I remember a lot of things about him, mostly the good ones - staying up late tinkering on projects at the dinner table, be it my project calendar or his model airplanes... I remember having my first Motorola cellphone in college, it was mainly to call him when I had difficulties with my subjects ...how patient and understanding he was when I cried at flunking my organic chemistry exam, saying "everything happens for a reason..." Many times I couldn't understand his advice but they are very applicable nowadays. We shared a love for Japanese food, he loved how "wasabe" cleared his sinuses!  

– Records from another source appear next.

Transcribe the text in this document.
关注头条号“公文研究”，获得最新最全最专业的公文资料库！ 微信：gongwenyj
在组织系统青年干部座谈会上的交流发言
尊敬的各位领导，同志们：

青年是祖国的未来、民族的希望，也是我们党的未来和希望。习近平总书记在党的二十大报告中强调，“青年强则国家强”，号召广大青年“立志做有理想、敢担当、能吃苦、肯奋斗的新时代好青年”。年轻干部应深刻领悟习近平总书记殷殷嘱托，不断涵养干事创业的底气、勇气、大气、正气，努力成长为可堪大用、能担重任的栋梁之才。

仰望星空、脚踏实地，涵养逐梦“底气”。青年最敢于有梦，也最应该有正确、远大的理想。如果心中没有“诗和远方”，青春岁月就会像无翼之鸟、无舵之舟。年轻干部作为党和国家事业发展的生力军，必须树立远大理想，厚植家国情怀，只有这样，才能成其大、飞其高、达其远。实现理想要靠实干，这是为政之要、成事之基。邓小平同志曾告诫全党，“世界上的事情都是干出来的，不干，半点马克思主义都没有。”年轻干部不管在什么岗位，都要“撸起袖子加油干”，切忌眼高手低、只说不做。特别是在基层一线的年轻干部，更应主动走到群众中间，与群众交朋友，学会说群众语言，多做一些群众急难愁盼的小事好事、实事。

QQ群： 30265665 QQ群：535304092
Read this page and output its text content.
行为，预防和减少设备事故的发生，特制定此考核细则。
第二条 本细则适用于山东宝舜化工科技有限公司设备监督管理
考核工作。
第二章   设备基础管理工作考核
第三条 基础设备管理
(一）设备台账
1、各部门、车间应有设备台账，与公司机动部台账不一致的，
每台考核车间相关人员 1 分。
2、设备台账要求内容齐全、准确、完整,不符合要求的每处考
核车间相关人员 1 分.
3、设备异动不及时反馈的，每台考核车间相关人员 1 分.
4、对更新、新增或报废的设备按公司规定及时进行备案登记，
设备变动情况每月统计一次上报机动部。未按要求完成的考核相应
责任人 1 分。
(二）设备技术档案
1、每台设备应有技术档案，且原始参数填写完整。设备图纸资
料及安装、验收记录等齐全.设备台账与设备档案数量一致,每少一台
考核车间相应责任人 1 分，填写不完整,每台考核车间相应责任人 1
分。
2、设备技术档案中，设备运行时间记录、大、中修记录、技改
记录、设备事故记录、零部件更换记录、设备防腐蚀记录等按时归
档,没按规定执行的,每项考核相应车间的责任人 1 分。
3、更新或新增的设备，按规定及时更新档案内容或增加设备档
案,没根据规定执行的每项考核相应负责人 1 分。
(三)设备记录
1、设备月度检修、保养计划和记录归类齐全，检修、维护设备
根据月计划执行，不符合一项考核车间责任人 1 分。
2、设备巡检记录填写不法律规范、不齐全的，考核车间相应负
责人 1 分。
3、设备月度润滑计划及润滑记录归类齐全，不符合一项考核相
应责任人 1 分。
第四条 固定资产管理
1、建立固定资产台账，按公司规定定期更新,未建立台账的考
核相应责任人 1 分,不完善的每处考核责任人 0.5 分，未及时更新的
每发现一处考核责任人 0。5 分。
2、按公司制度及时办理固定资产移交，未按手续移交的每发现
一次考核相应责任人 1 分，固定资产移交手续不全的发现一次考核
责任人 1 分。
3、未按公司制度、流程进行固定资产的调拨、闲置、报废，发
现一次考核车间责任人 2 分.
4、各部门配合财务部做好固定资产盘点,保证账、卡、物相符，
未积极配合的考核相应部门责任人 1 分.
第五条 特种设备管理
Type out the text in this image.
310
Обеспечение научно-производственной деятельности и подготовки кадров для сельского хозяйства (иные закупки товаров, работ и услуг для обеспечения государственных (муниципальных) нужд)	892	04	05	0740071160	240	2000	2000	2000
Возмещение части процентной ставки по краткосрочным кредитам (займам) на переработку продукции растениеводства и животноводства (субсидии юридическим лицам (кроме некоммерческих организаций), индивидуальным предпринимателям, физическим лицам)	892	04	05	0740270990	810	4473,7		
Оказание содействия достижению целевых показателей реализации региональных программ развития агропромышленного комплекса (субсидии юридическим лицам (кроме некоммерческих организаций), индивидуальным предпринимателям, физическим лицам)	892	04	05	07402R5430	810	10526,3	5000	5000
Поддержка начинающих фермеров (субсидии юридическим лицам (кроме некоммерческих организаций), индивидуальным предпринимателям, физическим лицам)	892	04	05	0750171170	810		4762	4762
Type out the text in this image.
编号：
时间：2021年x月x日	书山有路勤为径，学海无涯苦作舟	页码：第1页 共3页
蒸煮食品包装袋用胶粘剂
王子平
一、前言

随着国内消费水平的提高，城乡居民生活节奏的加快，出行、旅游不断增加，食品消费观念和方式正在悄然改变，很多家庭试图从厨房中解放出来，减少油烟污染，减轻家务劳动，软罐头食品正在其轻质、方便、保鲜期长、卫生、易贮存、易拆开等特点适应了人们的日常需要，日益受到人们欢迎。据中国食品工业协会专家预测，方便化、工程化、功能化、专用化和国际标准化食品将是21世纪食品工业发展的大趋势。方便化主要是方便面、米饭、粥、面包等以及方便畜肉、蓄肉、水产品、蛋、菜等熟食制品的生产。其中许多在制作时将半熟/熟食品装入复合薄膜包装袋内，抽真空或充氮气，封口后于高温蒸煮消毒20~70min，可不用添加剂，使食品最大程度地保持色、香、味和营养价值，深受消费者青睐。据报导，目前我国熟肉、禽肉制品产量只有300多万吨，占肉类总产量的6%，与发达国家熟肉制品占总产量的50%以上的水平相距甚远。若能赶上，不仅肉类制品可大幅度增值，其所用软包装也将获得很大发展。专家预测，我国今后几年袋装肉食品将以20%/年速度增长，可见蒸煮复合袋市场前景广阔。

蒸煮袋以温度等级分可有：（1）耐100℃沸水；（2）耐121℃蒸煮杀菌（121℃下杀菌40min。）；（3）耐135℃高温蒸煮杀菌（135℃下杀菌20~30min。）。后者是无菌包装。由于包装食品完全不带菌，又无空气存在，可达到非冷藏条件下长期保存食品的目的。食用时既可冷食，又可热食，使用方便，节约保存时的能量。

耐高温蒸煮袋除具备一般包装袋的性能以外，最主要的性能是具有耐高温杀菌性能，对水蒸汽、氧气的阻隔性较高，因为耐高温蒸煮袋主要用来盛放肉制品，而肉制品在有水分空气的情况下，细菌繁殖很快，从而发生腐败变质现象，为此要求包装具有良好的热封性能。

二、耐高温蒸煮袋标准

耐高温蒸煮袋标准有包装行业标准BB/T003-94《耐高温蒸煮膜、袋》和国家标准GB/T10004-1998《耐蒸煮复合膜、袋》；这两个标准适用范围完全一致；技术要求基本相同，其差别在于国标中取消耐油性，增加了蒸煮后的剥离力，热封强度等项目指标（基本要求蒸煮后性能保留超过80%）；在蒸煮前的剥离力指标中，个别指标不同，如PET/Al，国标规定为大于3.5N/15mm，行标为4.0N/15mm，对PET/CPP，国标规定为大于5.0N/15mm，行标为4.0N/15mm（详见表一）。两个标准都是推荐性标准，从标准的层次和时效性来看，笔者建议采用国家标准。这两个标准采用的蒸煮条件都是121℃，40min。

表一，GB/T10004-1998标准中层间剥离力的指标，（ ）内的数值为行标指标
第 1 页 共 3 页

He would comfort me by saying "you're not fat" but then buying a whole sack of cabbage on his next trip to Baguio so that i could go on my cabbage diet - eating cabbage with corned beef or cabbage with potatoes, or cabbage with sardines and a hundred other ways to cook cabbage to be full without gaining weight.


In the end, I realized that I also shared daddy's fear of pain.  He feared pain more than he feared death.  He even prayed for death as an end to all those sufferings.  It was because of those sleepless nights comforting him in his pain that I decided to become a doctor so that I would never ever feel helpless again. Being at peace with the people who mattered the most to him, I believe he was ready to die.  No more pain, daddy.  



We always wonder what life would have been like if you were here, or what you would have thought about our life today.  Just like online communication, we know you are with us and can hear us, even though it gets difficult for us to receive a reply. So I am sending this message to the universe to know that you are remembered and  cherished and loved.  Please take a moment to include him in your prayers for the eternal repose of his soul.  Rest in peace, daddy.